Diagnosis of intestinal obstruction in pregnancy presents various challenges. Despite presenting the classic symptoms of vomiting, distension, abdominal pain and constipation, many times there are delays in diagnosis as these symptoms are explained away as being caused by other pregnancy related conditions (2). Moreover, there is reluctance in obtaining radiographs out of fear of fetal exposure to radiation. In their article on radiation exposure during pregnancy, McCollough et al observed that, the potential biological effects on the fetus were prenatal death, intrauterine growth restriction, small head size, mental retardation, organ malformation, and childhood cancer. The risk was related to the gestational age at the time of exposure, fetal cellular repair mechanisms, and the absorbed radiation dose level. They calculated the radiation levels utilized in radiologic and nuclear medicine and noted that these posed minimal fetal risks and thus concluded that, in cases where examinations provided significant diagnostic information, these should not be withheld from pregnant women (7). However, where ultrasonography is capable of demonstrating adequate clinical information, this should be the preferred mode, since ultrasonography is not associated with radiation exposure (8).

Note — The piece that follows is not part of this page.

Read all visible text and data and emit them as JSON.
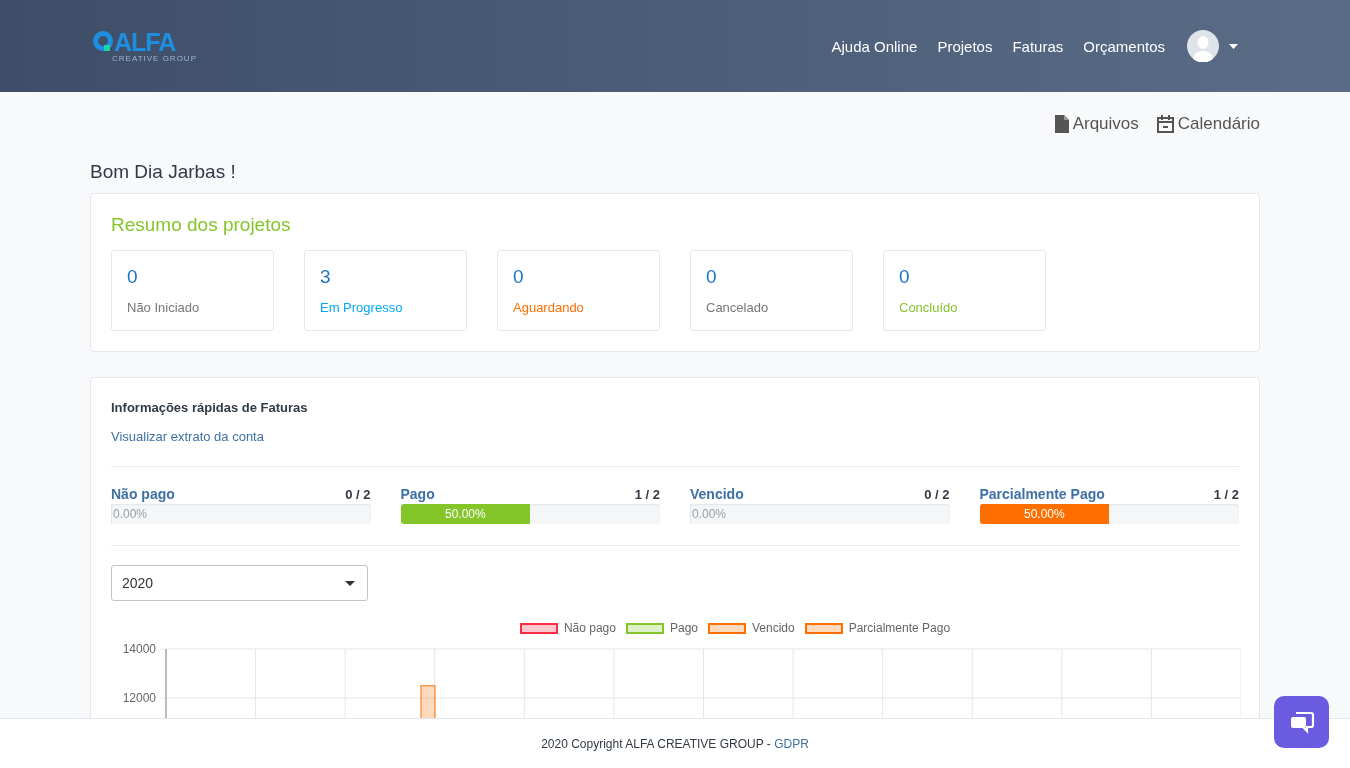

The management of a gravid patient with sigmoid volvulus would largely depend on the stage of pregnancy and viability of the twisted bowel. Various authors report different modalities at different gestational ages. For viable bowel, these include conservative management with colonoscopic detortion and delayed sigmoidectomy with primary anastomosis once the pregnancy has reached maturity. For recurrent cases, an operation in second trimester may be performed when risk of fetal loss are minimum (1). In third trimester, conservative methods are also preferred, since operating in the pelvis at this time, tends to be difficult. However in the presence of nonviable colon or unsuccessful reduction of volvulus, sigmoid colectomy and Hartmann’s procedure is advised regardless of the gestational age of fetus (1).
The management of a pregnant patient with a stoma is an uncommon event. Few reports on stomas and pregnancy exist in medical literature. It would appear from the available literature that the majority of pregnant patients with stomas should expect no major problems with the stoma and its management during pregnancy (9). However, prolapse seems to be more prevalent in those reported and its management would depend on its severity, pain and discomfort (9). The stoma in itself is not a contraindication to pregnancy. Literature is silent on timing of closure of the stoma (during surgical delivery or later). However, it would appear from assessment of literature on other emergency colonic procedure that closure of the stoma during emergency surgery would be feasible. Specific reference to pregnancy is missing and individualized clinical judgement should be made (10).